= Meldi =

Ancient Gallic tribe

The Meldi were a Gallic tribe living in the region of modern Meaux (Seine-et-Marne) during the Iron Age and the Roman period.

== Name ==
They are attested as Meldi by Caesar (mid-1st c. BC)., as Méldoi (Μέλδοι) by Strabo (early 1st c. AD), Meldi liberi by Pliny (1st c. AD), Méldai (Μέλδαι; var. Μέλγαι) by Ptolemy (2nd c. AD), and as Ciuitas Melduorum (var. meldorum) in the Notitia Dignitatum (5th c. AD).

The etymology of Meldi is unclear. Pierre-Yves Lambert compared it to Old Irish meld ('sweet, pleasant, agreeable'), with an u-stem meldu- possibly preserved in the late form Melduorum. Alternatively, John T. Koch has proposed to derive it from a stem *meldh- ('lightning') attested in Welsh mellt ('lightning, thunderbolts'), and possibly in Gaulish Meldio, an epithet of Loucetios. Depending on the interpretation, the ethnic name may be translated as the 'lightening people' or the 'sweet people'.

The city of Meaux, attested as Meldorum civitas c. 400 AD (Meldis in the 7th c.

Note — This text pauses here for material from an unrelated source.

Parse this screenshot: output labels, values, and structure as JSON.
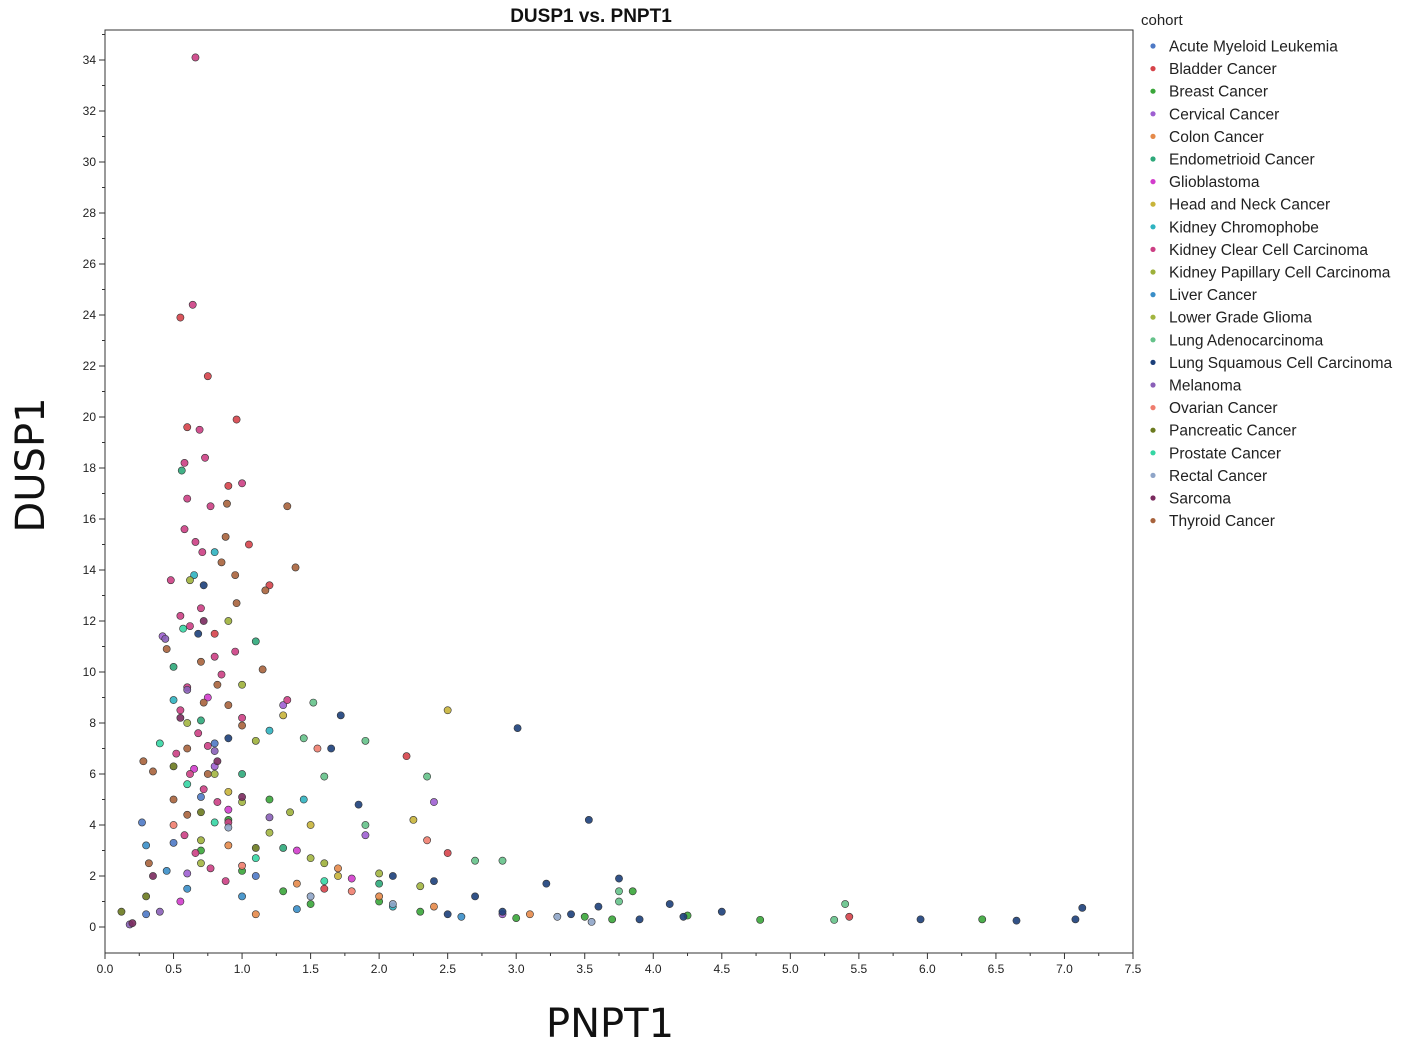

AD, Miaux in 1275), is named after the tribe.

== Geography ==
The Meldi lived along the Marne river, east of Lutetia (modern Paris).

They were likely clients of the most powerful Suessiones.

== History ==
During the Gallic Wars (58–50 BC), Caesar had sixty ships built among them for the expedition to the island of Britain in 51 BC.